Yes, we may talk in our journals about the successes of aviation, about complex diplomatic relations, about clubs, inventions, alliances of all kinds, or about so-called works of art, yet still ignore what the girl in Moscow said to the bishop. However, we must not do that. Everybody in the Christian world knows this – knows it more or less vaguely – yet knows it. Socialism, communism, anarchism, the Salvation Army, the growth of crime, unemployment, the continuing luxury of the wealthy classes and the destitution of the poor, even the rate of suicides – all register this internal contradiction, which must be solved, and, of course, solved in the sense of acknowledging the law of love.

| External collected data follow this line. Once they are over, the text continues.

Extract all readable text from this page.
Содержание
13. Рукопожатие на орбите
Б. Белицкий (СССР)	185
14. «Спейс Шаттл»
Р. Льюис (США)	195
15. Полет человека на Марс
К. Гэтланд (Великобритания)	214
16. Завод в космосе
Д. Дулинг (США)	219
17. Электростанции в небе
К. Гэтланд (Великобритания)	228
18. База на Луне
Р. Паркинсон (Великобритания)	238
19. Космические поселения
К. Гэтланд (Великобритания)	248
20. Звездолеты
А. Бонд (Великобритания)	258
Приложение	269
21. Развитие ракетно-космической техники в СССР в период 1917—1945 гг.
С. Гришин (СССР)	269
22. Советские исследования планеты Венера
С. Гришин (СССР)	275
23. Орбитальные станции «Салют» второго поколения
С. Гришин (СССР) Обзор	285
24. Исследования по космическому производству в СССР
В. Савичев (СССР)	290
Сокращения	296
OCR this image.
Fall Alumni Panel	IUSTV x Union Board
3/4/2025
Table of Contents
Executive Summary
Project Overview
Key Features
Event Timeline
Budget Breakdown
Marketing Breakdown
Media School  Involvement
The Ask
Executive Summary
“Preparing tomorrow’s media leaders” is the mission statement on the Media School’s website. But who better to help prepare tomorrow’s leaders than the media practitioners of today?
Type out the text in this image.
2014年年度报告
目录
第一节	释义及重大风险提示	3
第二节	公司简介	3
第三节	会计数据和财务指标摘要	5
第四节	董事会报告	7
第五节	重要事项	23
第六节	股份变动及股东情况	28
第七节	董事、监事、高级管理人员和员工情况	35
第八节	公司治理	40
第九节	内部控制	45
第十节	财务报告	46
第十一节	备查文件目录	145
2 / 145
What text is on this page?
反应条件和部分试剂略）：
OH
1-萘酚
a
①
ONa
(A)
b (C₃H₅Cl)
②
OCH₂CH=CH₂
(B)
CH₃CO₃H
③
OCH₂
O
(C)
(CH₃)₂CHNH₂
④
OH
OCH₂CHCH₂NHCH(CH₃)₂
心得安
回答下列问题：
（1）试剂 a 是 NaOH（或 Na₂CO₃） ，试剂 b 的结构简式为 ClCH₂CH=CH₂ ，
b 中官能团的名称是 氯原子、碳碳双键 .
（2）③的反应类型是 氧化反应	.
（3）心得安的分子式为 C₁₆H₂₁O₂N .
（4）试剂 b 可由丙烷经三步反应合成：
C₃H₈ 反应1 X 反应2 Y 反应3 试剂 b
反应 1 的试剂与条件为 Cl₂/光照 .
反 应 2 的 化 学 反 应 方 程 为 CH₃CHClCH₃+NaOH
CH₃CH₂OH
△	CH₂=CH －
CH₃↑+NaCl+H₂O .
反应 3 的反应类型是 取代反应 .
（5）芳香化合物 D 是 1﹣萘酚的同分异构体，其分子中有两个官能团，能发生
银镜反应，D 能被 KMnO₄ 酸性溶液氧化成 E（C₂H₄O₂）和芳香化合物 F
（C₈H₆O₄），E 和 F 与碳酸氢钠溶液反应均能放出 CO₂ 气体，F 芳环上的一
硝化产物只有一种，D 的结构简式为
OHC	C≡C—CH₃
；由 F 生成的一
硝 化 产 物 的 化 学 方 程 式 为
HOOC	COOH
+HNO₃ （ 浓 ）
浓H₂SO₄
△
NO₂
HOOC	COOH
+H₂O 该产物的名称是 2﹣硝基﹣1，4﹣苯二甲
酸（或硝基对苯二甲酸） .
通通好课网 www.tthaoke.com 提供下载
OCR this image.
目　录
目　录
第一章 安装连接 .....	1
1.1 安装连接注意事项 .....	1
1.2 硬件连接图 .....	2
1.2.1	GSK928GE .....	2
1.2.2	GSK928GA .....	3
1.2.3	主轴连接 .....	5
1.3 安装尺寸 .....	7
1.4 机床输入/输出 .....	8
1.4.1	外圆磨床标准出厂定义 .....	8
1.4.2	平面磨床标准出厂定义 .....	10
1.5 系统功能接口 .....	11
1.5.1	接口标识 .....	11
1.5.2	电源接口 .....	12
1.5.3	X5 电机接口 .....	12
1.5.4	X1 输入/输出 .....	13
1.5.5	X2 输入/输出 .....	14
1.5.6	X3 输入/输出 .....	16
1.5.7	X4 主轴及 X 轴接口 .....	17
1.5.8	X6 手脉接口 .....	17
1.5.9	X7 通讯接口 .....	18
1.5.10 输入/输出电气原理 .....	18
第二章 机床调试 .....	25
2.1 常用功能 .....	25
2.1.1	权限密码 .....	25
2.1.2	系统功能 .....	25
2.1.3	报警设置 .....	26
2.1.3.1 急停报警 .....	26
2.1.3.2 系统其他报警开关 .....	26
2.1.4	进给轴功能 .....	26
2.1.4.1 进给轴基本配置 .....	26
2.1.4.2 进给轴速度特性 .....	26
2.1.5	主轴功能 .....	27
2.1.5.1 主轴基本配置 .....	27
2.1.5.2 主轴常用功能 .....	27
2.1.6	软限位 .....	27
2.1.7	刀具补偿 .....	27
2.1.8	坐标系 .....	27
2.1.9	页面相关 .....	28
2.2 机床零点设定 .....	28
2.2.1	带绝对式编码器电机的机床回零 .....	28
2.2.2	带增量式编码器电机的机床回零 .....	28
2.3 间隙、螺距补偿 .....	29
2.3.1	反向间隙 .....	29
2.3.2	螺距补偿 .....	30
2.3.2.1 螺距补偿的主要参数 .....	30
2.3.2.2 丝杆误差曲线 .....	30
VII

And so your work in the Transvaal, at what seems to us the other end of the world, is the most central and important of all tasks now being done in the world, and not only Christians but all people will inevitably take part in it. I think you will be glad to know that this work is also rapidly developing in Russia in the form of refusals to do military service, a movement that grows every year. However insignificant the number may be among your people or ours who practice nonresistance, they can all say boldly that God is with them. And God is more powerful than men.